17. Hukuk Dairesi 2016/10922 E. , 2019/4827 K.
"İçtihat Metni"
MAHKEMESİ :Asliye Hukuk Mahkemesi
Taraflar arasındaki tazminat davasının yapılan yargılaması sonunda; kararda yazılı nedenlerden dolayı davanın kısmen kabulüne dair verilen hükmün süresi içinde davacılar vekili tarafından temyiz edilmesi üzerine dosya incelendi, gereği düşünüldü:
- K A R A R -
Davacılar vekili; davalıların trafik sigortacısı, maliki ve sürücüsü olduğu aracın tek taraflı kaza yapması sonucu meydana gelen trafik kazasında araçta yolcu olarak bulunan davacıların oğlu ...’in vefat ettiğini, davalı ... şirketine yapılan başvurunun sonucunda 29.598,00 TL tazminat ödendiğini, başkaca ödeme yapılmadığını, müteveffa ..."in yaşamış olması halinde emsali matematik öğretmenlerinin kazançlarına eşdeğer bir kazancının olacağını belirterek fazlaya ilişkin haklarını saklı tutarak davacı ... için 2.500,00 TL, davacı ... için 2.500,00 TL olmak üzere toplam 5.000,00 TL maddi tazminat ile 70.000,00 TL manevi tazminatın davalı ... şirketini maddi tazminatla sorumlu tutarak kaza tarihinden itiberen işleyecek yasal faizi ile davalılardan tahsilini talep etmiştir.
Davalı ... şirketi vekili; kaza yapan aracın müvekkili nezdinde trafik sigortasının olduğunu, müvekkil şirketi tarafından 04.04.2014 tarihinde EFT yoluyla davacı yana 29.598,11 TL ödeme yapılarak sorumluluk yerine getirildiğini, davacı yan tarafından da bu ödemeyi takiben ibraname imza altına alındığını sorumluluklarının sona erdiğini ileri sürerek davanın reddini savunmuştur.
Mahkemece, iddia, savunma ve toplanan delillere göre; davanın kısmen kabulü ile maddi tazminat yönünden feragat nedeniyle davanın reddine, manevi tazminat yönünden davacı ... için 20.000,00 TL,davacı ... için 20.000,00 TL olmak üzere toplam 40.000,00 TL manevi tazminatın davalı ... şirketi dışındaki davalılardan müştereken ve müteselsilen tahsiline karar verilmiş; hüküm, davacılar vekili tarafından temyiz edilmiştir.
1-Dava, trafik kazasından kaynaklanan maddi ve manevi tazminat istemine ilişkindir.
6098 sayılı TBK."nın md. 56. maddesi hükmüne göre, hakimin özel halleri göz önünde tutarak manevi zarar adı ile hak sahibine verilmesine karar vereceği bir para tutarı adalete uygun olmalıdır.

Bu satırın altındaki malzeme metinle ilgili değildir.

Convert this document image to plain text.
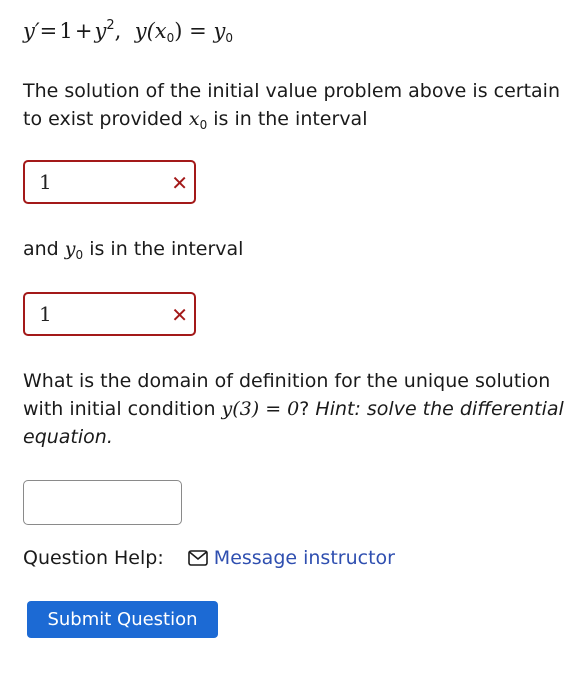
y′= 1 + $y^2$, $y(x_0) = y_0$
The solution of the initial value problem above is certain to exist provided $x_0$ is in the interval
1	✕
and $y_0$ is in the interval
1	✕
What is the domain of definition for the unique solution with initial condition y(3) = 0? Hint: solve the differential equation.
Question Help:	Message instructor
Submit Question
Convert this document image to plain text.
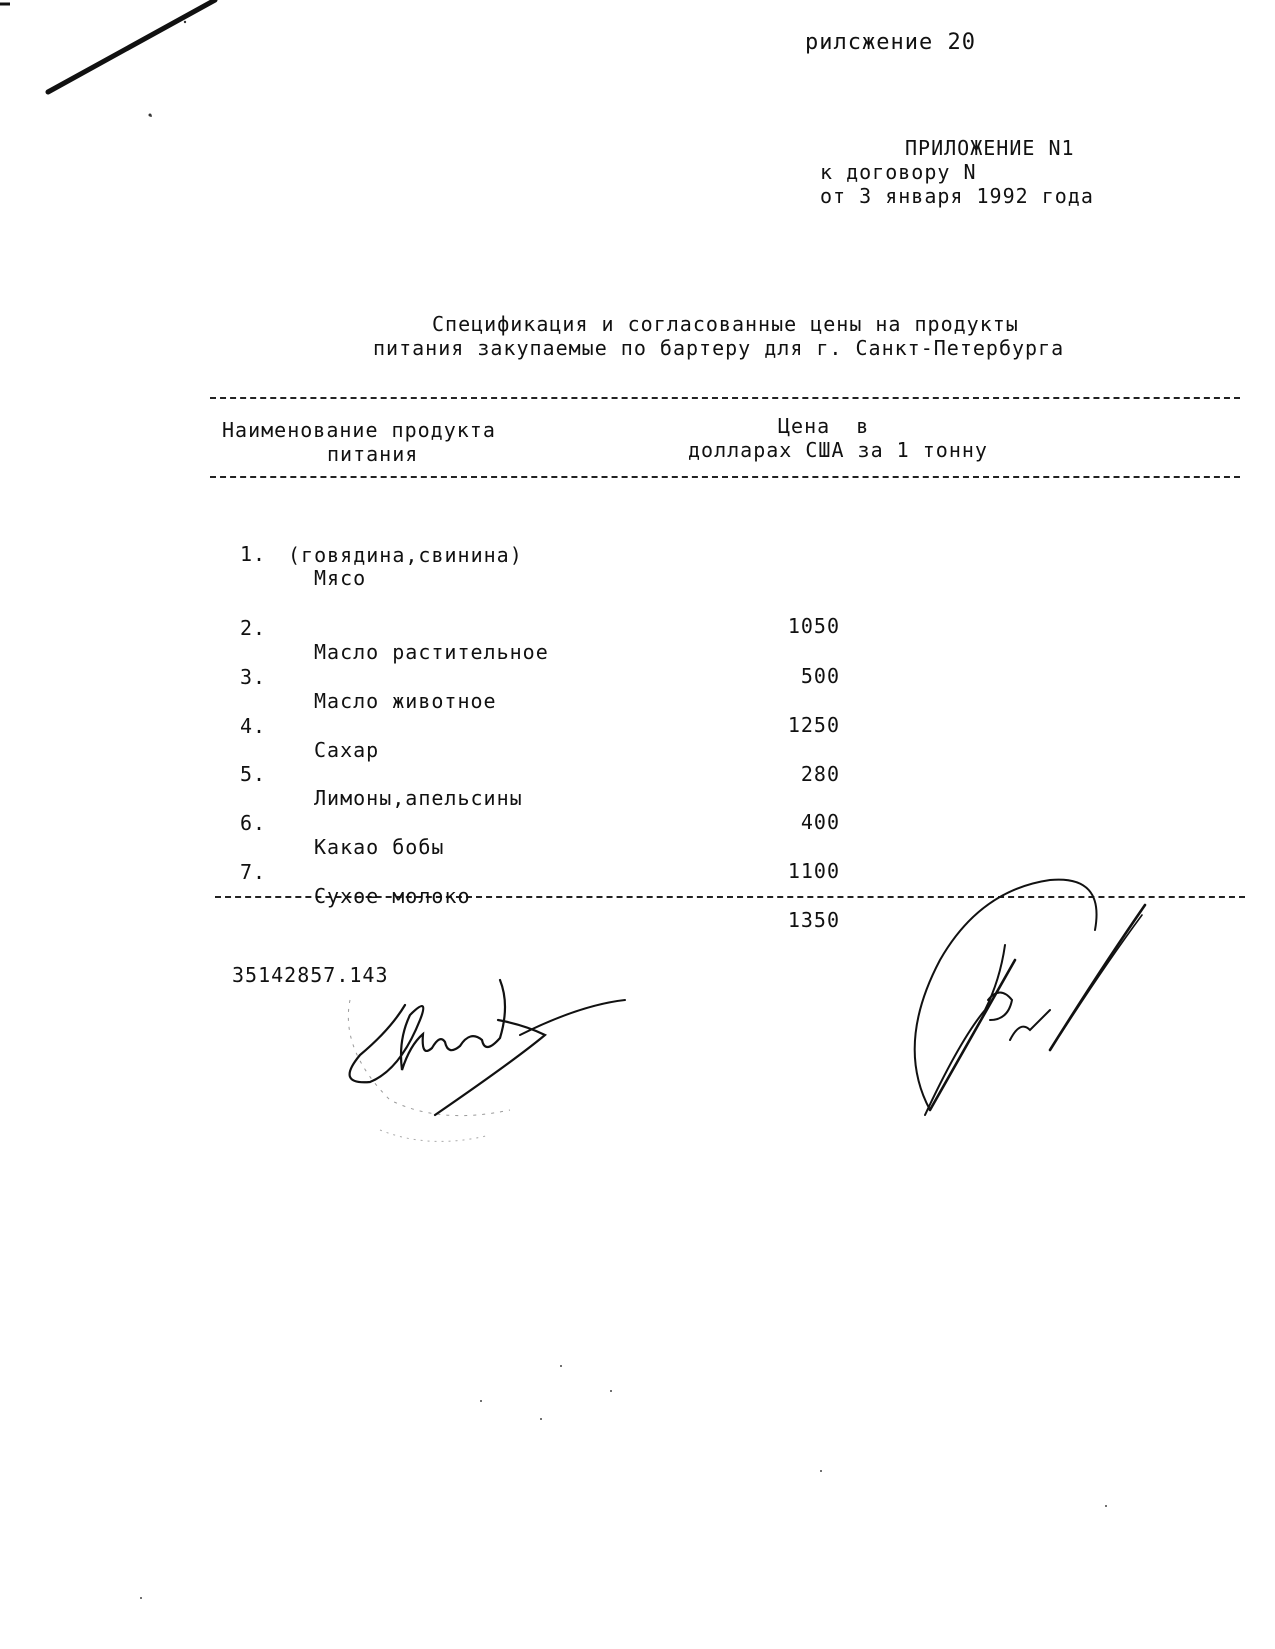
рилсжение 20
ПРИЛОЖЕНИЕ N1
к договору N
от 3 января 1992 года
Спецификация и согласованные цены на продукты
питания закупаемые по бартеру для г. Санкт-Петербурга
Наименование продукта
питания
Цена  в
долларах США за 1 тонну

1.

Мясо

(говядина,свинина)

1050

2.

Масло растительное

500

3.

Масло животное

1250

4.

Сахар

280

5.

Лимоны,апельсины

400

6.

Какао бобы

1100

7.

Сухое молоко

1350

35142857.143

Manevi tazminat, zarara uğrayanda, manevi huzuru gerçekleştirecek ve tazminata benzer bir fonksiyonu da olan özgün bir nitelik taşır. Manevi tazminat bir ceza olmadığı gibi, mamelek hukukuna ilişkin zararın karşılanmasını da amaç edinmemiştir. Zarar görenin zenginleşmemesi, zarar sorumlusunun da fakirleşmemesi gerekmektedir. Takdir edilecek miktarın, mevcut halde elde edilmek istenen tatmin duygusunun etkisine ulaşmak için gerekli olan kadar olmalıdır. 22.6.1976 günlü ve 7/7 sayılı İçtihadı Birleştirme Kararı’nın gerekçesinde de takdir edilecek manevi tazminatın tutarını etkileyecek özel hal ve şartlar da açıkça gösterilmiştir. Bunlar her olaya göre değişebileceğinden, hakim bu konuda takdir hakkını kullanır iken ona etkili olan nedenleri de karar yerinde objektif ölçülere göre isabetli bir biçimde göstermelidir.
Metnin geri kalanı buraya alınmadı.